Wertheim’s book walked us through the evolution of our concept of ‘space’. Here, Stenger makes a point about the effect that cyberspace has had on our concept of time: “If there is something that computers have forced into our society, it is a different sense of time. We still conceive of time within the mental framework of the eighteenth century: time is what is set by a clock, God as ‘the Great Clockmaker’ (Voltare), and so on. The (re)emergence of different senses of time will not destroy the traditional one, but make it relative” (55). She draws on Eliade, who writes about the sacred nature of time, or perhaps better phrased as the nature of sacred time. He writes: “’Religious man lives in two kinds of time, of which, the more important, sacred time, appears under the paradoxical aspect of a circular time, reversible and recoverable, a sort of eternal present that is periodically reintegrated by means of rites’” (in Stenger, 55). Stenger writes, “Eliade’s sacred time is nonhistorical. It is the time that ‘floweth not,’ that does not participate in the profane duration” (55).
I don’t know how useful this is for my purposes, but there it is anyway.
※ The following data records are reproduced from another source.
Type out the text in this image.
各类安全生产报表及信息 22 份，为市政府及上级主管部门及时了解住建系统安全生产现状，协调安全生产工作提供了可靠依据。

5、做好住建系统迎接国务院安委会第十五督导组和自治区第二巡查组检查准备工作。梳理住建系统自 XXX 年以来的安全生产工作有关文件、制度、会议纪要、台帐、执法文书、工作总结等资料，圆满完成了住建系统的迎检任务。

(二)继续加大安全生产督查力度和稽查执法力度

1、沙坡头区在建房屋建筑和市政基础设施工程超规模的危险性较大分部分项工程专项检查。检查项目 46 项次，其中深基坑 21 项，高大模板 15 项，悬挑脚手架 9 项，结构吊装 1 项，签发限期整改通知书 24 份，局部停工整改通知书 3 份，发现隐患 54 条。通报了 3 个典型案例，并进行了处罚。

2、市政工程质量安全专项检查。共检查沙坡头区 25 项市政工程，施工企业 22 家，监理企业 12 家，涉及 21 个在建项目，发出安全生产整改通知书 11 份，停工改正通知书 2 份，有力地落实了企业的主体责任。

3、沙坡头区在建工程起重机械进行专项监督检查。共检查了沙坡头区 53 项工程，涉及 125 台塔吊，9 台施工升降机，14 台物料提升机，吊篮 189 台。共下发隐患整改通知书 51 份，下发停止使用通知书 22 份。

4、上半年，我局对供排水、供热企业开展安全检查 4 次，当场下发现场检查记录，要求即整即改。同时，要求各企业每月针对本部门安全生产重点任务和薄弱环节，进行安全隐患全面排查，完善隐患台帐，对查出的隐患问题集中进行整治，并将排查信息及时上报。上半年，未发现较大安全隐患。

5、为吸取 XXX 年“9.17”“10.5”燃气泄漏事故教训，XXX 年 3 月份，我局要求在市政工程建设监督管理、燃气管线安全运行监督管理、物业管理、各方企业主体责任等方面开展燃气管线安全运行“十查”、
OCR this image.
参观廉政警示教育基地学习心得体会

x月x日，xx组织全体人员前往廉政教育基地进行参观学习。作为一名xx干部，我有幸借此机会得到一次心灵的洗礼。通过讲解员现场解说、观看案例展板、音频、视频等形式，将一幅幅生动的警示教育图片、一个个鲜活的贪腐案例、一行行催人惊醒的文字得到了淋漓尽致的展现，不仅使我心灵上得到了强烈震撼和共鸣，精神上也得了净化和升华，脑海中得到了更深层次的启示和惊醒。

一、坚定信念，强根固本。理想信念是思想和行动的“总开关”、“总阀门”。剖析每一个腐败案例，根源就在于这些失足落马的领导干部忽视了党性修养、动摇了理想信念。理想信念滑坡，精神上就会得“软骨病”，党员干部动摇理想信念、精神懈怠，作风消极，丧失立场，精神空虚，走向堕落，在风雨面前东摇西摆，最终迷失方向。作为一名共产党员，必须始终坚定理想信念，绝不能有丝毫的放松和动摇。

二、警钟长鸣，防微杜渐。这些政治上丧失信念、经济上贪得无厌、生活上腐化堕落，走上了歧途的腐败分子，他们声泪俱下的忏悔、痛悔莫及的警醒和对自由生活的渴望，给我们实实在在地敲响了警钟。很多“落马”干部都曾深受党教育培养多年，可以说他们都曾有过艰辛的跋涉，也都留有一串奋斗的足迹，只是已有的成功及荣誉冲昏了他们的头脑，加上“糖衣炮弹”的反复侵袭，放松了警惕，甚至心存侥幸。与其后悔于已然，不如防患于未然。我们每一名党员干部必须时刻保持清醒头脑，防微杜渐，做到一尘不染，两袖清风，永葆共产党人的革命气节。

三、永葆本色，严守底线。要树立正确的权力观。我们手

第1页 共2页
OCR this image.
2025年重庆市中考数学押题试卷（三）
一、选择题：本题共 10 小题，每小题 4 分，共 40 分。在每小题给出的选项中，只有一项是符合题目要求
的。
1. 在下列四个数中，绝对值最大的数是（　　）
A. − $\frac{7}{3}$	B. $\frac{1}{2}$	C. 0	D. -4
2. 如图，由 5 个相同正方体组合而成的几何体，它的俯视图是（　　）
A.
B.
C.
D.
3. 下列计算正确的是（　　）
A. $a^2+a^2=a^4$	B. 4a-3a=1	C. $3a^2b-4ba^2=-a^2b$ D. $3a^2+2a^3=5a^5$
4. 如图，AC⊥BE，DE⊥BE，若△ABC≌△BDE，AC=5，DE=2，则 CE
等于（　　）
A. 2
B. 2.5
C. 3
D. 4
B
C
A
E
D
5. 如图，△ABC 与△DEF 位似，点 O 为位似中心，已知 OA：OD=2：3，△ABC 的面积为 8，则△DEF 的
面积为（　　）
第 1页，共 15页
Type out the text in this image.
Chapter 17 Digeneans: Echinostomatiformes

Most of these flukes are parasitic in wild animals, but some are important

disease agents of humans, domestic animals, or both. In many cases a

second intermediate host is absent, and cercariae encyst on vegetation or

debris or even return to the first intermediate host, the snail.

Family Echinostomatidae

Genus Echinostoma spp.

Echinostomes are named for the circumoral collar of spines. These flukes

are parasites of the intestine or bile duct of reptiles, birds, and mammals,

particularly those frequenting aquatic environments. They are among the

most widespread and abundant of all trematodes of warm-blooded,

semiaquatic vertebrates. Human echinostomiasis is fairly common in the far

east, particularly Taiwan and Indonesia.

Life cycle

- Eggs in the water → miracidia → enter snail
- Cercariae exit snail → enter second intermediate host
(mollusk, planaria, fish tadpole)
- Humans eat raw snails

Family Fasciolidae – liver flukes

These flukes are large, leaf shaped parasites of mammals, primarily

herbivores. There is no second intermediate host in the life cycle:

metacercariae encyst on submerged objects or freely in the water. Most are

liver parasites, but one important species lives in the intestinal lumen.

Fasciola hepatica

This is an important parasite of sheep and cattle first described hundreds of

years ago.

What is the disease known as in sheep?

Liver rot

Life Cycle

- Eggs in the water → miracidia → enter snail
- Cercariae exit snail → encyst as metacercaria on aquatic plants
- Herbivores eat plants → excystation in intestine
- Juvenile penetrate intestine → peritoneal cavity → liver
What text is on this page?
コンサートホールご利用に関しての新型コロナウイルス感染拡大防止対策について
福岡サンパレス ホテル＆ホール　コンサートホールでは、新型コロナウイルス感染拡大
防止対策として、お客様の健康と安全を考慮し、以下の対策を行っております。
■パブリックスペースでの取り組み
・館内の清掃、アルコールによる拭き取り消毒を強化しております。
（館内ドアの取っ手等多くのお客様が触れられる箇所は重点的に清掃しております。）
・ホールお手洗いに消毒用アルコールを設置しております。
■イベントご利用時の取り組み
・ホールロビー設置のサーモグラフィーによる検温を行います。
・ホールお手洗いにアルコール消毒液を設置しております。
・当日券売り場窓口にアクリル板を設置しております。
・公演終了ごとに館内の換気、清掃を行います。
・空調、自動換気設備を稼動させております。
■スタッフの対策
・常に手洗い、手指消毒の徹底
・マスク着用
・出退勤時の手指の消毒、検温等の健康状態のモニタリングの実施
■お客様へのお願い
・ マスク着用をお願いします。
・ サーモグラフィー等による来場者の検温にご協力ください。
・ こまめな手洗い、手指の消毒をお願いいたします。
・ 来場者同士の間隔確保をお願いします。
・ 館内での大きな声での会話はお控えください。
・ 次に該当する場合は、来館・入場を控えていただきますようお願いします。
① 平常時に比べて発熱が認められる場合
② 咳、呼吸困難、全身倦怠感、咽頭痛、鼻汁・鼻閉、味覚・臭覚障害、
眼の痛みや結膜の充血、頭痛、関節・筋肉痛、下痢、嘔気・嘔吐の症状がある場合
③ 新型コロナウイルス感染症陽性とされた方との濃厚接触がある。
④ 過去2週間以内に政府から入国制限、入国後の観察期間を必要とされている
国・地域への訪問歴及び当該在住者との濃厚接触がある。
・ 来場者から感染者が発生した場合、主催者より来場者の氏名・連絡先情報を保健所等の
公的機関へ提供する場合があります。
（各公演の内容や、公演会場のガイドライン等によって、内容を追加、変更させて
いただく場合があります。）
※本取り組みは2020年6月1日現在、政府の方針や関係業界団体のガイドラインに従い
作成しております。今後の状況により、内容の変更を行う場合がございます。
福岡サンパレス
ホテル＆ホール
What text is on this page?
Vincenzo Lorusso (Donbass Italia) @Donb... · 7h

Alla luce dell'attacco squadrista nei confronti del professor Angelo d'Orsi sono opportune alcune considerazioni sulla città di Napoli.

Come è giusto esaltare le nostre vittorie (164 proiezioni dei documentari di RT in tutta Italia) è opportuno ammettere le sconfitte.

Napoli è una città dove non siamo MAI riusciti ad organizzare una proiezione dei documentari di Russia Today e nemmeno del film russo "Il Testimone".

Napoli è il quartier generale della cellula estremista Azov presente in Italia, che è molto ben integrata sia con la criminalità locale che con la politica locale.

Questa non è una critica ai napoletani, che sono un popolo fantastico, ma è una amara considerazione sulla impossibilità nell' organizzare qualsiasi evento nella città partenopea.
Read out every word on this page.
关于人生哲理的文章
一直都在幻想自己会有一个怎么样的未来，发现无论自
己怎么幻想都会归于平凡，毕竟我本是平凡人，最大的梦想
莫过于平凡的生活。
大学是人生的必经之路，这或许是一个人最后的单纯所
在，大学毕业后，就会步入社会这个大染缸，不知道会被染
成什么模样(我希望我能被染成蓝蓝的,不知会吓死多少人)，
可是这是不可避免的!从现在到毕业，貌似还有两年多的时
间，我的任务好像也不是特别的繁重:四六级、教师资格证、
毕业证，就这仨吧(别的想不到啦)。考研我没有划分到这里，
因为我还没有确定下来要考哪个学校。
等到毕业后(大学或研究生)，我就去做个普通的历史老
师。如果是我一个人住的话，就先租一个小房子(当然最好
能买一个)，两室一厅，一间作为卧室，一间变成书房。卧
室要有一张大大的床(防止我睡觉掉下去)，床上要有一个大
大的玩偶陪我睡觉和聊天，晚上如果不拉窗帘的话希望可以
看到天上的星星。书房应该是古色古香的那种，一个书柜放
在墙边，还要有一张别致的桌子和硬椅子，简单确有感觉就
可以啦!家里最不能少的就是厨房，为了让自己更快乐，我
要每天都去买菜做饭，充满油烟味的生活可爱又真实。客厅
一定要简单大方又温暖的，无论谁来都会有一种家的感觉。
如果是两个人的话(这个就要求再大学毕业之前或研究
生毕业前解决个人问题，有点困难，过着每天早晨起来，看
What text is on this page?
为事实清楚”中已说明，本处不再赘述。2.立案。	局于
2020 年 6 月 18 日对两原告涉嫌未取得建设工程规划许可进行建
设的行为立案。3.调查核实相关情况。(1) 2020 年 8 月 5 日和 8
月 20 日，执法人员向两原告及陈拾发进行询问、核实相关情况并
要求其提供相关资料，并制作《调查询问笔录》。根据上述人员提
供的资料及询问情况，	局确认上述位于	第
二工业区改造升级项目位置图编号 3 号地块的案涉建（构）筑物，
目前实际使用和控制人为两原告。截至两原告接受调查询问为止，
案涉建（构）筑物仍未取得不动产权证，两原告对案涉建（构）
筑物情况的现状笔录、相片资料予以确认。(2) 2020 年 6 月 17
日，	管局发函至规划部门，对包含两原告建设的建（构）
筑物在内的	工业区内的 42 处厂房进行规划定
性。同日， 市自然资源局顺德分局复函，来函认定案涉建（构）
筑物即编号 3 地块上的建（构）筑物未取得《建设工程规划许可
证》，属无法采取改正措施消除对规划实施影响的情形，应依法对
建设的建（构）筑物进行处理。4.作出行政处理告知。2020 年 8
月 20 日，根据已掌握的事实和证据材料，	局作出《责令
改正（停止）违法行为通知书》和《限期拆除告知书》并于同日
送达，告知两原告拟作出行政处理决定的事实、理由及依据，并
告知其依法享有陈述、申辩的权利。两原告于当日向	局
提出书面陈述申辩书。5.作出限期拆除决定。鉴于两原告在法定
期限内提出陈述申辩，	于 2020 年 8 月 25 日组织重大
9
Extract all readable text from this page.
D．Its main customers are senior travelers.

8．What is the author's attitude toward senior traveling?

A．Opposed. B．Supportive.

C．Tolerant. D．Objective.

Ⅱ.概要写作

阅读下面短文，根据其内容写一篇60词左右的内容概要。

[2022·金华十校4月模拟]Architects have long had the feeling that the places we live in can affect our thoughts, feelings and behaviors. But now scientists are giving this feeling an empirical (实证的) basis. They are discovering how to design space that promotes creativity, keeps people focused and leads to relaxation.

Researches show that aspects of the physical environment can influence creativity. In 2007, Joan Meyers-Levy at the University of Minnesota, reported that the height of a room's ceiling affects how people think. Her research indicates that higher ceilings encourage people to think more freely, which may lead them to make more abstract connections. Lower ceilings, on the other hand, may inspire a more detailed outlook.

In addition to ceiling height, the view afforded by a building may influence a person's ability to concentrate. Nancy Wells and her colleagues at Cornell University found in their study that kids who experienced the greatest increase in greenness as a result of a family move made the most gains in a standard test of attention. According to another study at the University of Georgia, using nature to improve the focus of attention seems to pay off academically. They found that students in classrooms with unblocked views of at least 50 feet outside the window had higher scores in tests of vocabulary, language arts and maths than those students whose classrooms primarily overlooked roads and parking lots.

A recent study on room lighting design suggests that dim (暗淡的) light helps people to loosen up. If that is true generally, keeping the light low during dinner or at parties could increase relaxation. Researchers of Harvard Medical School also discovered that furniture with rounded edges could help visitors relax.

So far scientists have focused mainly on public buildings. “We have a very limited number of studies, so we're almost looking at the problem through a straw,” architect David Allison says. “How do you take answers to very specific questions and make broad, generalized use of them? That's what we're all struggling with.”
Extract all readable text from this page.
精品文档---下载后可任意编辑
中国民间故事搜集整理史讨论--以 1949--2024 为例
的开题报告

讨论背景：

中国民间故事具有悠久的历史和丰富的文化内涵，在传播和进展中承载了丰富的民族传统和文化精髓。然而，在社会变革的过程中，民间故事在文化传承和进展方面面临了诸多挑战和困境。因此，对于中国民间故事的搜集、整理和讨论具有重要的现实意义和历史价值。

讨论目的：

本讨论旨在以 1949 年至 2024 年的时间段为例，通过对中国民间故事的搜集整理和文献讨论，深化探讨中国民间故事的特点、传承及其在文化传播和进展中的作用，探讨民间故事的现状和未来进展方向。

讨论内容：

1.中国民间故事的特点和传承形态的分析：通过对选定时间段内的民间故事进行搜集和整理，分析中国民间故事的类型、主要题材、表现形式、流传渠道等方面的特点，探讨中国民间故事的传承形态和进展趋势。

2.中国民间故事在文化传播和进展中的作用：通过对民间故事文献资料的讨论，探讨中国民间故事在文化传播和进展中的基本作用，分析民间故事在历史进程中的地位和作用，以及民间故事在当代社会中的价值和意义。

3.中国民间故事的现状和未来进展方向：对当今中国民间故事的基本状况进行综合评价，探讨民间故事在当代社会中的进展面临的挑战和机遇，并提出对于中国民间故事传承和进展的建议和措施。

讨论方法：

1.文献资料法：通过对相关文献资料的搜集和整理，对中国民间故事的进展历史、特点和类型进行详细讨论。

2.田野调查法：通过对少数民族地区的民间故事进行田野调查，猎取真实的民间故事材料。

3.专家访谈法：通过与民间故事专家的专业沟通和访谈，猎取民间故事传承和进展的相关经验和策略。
Stenger concludes with a hyperbolic, utopian paragraph, one that is fairly representative of that breed described by Wertheim as hailing the Internet as an opportunity for almost religious rebirth: “According to Satre, the atomic bomb was what humanity had found to commit collective suicide. It seems, by contrast, that cyberspace, though born of a war technology, opens up a space for collective restoration, and for peace. As screens are dissolving, our future can only take on a luminous dimension! / Welcome to the New World” (58). I think Hawken would agree with this. I, however, find this hopelessly naïve (but a great quote!).